Indexing Algorithms - IVF & Quantization · Topic 101

Space-partitioning trees

Space-partitioning trees recursively split the vector space with hyperplanes so that each leaf holds a subset of points. Examples include KD-trees, ball trees, and the random-projection trees used in Annoy. At query time you descend from the root, following the side of each split the query lies in, and optionally search nearby branches to improve recall. They provide a structured form of search space reduction; in high dimensions they can suffer from the curse of dimensionality, which is why graph-based and cluster-based indexes are often preferred for vector DBs. This topic covers types, query pipeline, trade-offs, and when to use trees versus other index families.

Summary

Space-partitioning trees split the space with hyperplanes (axis-aligned in KD-tree, random in Annoy); you descend at query time and may backtrack or search multiple leaves for ANN.
Compare to Voronoi (IVF) and HNSW: trees and IVF partition by geometry; graph indexes navigate by neighbor links.
KD-trees excel in low dimensions; ball trees suit certain metrics; random projection trees (Annoy) use many trees for robustness and better recall.
Trade-offs: interpretable structure and low memory per point vs. curse of dimensionality in high dimensions and costly or static updates.
Practical tip: prefer trees for low-dimensional or small datasets; for high-dimensional ANN at scale, IVF or HNSW usually offer better recall-latency and tuning.

Types and behavior

KD-tree: Splits on a single coordinate (axis-aligned hyperplane), alternating dimensions. Works well in low dimensions; in high dimensions many splits are needed and the tree becomes deep and less selective. Build is O(n log n) in the best case; query is O(log n) to reach a leaf when no backtracking is needed.

Ball tree: Partitions by enclosing points in balls and splitting balls; can be better for some metrics (e.g. non-axis-aligned structure). Each node stores a centroid and radius; query descends by distance to child balls. Often used in scikit-learn for nearest-neighbor and kernel methods.

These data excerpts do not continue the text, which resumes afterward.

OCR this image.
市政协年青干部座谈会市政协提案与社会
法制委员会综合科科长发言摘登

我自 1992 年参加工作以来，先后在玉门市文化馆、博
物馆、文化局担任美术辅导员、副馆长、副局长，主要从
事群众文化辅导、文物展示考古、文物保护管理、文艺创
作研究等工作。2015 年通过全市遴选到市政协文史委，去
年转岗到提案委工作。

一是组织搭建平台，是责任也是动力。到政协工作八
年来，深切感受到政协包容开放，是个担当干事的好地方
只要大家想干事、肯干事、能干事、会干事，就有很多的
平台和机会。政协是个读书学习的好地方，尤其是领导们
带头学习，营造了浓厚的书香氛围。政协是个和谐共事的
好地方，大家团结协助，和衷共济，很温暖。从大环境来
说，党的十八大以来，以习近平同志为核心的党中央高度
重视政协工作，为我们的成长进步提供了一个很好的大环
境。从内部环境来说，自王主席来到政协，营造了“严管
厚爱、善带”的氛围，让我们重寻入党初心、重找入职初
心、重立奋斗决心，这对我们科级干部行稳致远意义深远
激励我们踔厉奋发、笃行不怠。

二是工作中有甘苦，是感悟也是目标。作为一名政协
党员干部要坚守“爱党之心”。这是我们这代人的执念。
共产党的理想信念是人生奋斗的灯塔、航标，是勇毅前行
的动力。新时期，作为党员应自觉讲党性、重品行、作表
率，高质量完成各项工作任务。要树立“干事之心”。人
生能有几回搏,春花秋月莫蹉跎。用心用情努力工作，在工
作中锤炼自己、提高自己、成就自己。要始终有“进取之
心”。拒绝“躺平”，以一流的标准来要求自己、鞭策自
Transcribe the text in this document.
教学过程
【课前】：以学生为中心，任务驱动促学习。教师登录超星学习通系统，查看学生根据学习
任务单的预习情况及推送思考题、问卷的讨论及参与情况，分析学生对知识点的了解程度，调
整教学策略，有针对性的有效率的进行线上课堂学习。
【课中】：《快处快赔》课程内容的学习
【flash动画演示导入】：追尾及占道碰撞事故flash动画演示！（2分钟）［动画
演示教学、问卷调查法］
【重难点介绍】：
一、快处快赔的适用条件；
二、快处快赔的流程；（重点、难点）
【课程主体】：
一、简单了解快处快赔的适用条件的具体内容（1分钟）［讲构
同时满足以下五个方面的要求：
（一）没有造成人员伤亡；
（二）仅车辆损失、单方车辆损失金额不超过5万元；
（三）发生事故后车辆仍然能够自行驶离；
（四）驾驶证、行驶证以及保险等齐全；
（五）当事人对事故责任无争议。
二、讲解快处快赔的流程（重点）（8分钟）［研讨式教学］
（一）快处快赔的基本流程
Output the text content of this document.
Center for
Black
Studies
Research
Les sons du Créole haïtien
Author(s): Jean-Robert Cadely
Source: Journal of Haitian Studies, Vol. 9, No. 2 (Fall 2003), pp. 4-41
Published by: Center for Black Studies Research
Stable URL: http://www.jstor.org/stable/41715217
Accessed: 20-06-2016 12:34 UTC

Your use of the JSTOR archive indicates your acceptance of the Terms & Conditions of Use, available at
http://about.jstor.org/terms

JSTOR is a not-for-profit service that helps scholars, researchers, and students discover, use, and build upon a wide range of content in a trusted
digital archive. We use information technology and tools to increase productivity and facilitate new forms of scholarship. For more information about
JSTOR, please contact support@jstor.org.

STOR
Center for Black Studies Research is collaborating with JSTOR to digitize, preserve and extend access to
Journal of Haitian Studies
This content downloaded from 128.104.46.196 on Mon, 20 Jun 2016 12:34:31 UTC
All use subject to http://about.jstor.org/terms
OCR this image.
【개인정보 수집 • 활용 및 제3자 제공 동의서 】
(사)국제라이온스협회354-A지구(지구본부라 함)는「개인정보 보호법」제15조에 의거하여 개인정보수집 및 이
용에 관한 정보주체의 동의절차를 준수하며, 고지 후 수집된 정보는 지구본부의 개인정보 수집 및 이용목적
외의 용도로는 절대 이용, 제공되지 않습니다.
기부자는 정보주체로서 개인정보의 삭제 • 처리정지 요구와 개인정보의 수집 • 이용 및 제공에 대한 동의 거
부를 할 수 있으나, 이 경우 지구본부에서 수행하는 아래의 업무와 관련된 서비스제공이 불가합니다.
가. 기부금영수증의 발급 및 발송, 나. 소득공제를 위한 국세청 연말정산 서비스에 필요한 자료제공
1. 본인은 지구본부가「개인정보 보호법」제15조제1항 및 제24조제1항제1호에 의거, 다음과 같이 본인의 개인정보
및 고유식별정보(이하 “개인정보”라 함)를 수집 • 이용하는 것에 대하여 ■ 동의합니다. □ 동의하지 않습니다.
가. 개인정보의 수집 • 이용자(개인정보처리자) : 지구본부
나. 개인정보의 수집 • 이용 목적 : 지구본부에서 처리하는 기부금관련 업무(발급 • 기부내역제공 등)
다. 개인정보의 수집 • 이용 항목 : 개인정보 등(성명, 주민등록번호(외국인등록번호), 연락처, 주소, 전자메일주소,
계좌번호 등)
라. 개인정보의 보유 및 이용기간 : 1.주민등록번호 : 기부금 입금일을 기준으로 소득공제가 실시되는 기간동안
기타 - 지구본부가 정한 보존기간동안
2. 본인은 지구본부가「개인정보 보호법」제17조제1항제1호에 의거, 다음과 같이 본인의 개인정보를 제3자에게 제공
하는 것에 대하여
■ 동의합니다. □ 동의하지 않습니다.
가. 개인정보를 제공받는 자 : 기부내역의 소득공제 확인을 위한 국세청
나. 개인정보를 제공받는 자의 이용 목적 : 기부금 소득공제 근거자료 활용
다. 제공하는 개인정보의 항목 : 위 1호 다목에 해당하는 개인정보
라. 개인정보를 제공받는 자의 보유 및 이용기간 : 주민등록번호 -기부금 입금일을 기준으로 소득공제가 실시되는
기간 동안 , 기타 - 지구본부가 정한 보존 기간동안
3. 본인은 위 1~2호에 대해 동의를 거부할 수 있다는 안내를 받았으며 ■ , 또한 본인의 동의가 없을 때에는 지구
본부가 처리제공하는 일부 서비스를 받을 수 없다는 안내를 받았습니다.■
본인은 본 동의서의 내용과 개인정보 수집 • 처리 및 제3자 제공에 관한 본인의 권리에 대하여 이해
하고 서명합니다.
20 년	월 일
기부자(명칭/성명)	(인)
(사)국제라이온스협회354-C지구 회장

Random projection trees (e.g. Annoy): Split on a random direction (linear combination of coordinates); building many trees and querying all of them improves recall. Common theme: the partition is geometric and hierarchical, so query cost is O(depth) to reach a leaf, plus the cost of searching the leaf (and possibly backtracking). Multiple trees reduce variance and improve robustness to unlucky splits.

Query pipeline

At index time: recursively partition the dataset until leaves are small enough (e.g. bucket size < L). At query time: start at the root, decide which child the query vector lies in (e.g. which side of the hyperplane), descend until a leaf is reached, then compute distances to points in that leaf. For ANN, implementations often allow backtracking (visit sibling nodes) or searching multiple leaves (e.g. in Annoy, aggregate over many trees) to improve recall at the cost of latency.

Pipeline summary: embed query → descend tree(s) → reach leaf/buckets → compute distances (and optionally backtrack) → return top-k. No neighbor links are stored; only the partition geometry drives the path.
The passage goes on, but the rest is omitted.